但聽一聲轟隆!銀蟒一個停煞躲避不及,硬是撞上突起的堅實水牆發出巨響,再一聲轟隆,則已在強烈的衝擊下回彈倒臥沙地。
頓時間,承受巨蟒撞擊的水牆也嘩然隨之瓦散,散作一波滔滔大水將邵靈整個往後方掃去,最後軟軟撞進一個溫暖的懷抱中,因為毒性的侵蝕,他的視野早已模糊成一片,但那人身上傳來的香氣卻是極其熟悉,熟悉到讓他忍不住輕吟出聲。
「姊姊?」無法確定的發問,卻能清楚感覺那環著他的手正微微發顫著,而尚未等到回應,便聽到另一道再熟稔不過的張狂叫囂,伴隨沉重物品落往地面的悶聲。
「原來是條臭蛇精!竟敢對本大爺耍把戲,把我困在那種鳥地方,嘖嘖,還躲起來偷偷鞭打我小弟,又不是在玩SM!被你搞死了叫我怎麼跟上頭交代!」
去你的小弟!去你的SM!聽到某人的開場白,邵靈原本頹靡瀕死的神經再度活絡起來吐槽,明明就是如此危急可怕的遭遇,為何從那隻死兔子嘴裡說出來全變了樣啊!搞得他好像是被變態玩死的!

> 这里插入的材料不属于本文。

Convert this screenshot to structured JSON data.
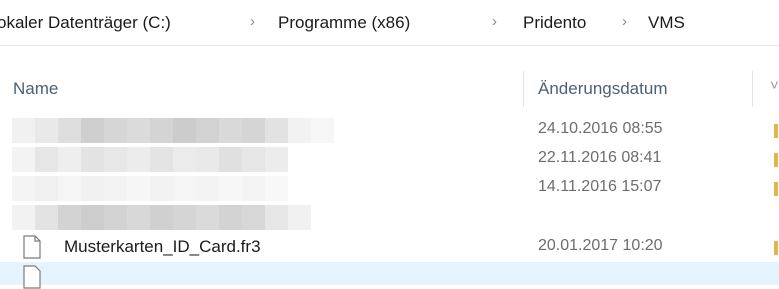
{
  "breadcrumb": [
    {
      "label": "okaler Datenträger (C:)"
    },
    {
      "label": "Programme (x86)"
    },
    {
      "label": "Pridento"
    },
    {
      "label": "VMS"
    }
  ],
  "breadcrumb_separator": "›",
  "columns": {
    "name": "Name",
    "date": "Änderungsdatum"
  },
  "files": [
    {
      "name": "",
      "date": "24.10.2016 08:55",
      "blurred": true
    },
    {
      "name": "",
      "date": "22.11.2016 08:41",
      "blurred": true
    },
    {
      "name": "",
      "date": "14.11.2016 15:07",
      "blurred": true
    },
    {
      "name": "Musterkarten_ID_Card.fr3",
      "date": "20.01.2017 10:20",
      "icon": "file-icon"
    },
    {
      "name": "",
      "date": "",
      "icon": "file-icon",
      "selected": true
    }
  ],
  "colors": {
    "header_text": "#4c607a",
    "date_text": "#6d6d6d",
    "selection": "#e5f3ff",
    "type_marker": "#e0b64a"
  }
}
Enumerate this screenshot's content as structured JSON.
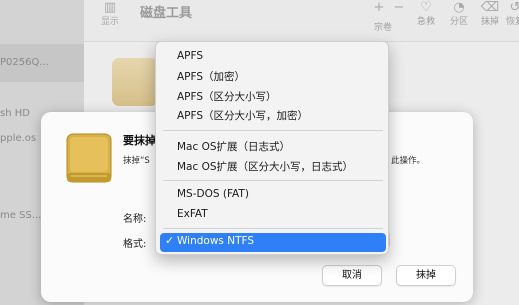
{
  "app": {
    "title": "磁盘工具"
  },
  "toolbar": {
    "view_label": "显示",
    "add_icon": "plus-icon",
    "remove_icon": "minus-icon",
    "buttons": [
      {
        "label": "宗卷",
        "icon": "volume-icon"
      },
      {
        "label": "急救",
        "icon": "first-aid-icon"
      },
      {
        "label": "分区",
        "icon": "partition-icon"
      },
      {
        "label": "抹掉",
        "icon": "erase-icon"
      },
      {
        "label": "恢复",
        "icon": "restore-icon"
      }
    ]
  },
  "sidebar": {
    "items": [
      {
        "label": "P0256Q..."
      },
      {
        "label": "sh HD"
      },
      {
        "label": "pple.os"
      },
      {
        "label": "me SS..."
      }
    ]
  },
  "dialog": {
    "title": "要抹掉",
    "desc_left": "抹掉“S",
    "desc_right": "此操作。",
    "name_label": "名称:",
    "format_label": "格式:",
    "cancel_label": "取消",
    "erase_label": "抹掉"
  },
  "format_menu": {
    "items": [
      "APFS",
      "APFS（加密）",
      "APFS（区分大小写）",
      "APFS（区分大小写，加密）",
      "Mac OS扩展（日志式）",
      "Mac OS扩展（区分大小写，日志式）",
      "MS-DOS (FAT)",
      "ExFAT"
    ],
    "selected": "Windows NTFS",
    "checkmark": "✓"
  },
  "colors": {
    "accent": "#2f80f6",
    "disk_icon": "#d8b248"
  }
}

而且你到底用多大的力氣把刀插在地殼上,明明是沙地居然還有辦法搞出那麼響的聲音,就算被人困在另一個次元也沒那麼氣憤吧!
「呼呼……」因為內心實在過於激動,邵靈忍不住微微輕喘,對於那名拄著金刃凜凜威風而立的使者,他只能用剩餘的氣力送予一枚白目,只是正忙著找人算帳的某兔子是暫時感受不到這道尖銳的視線了。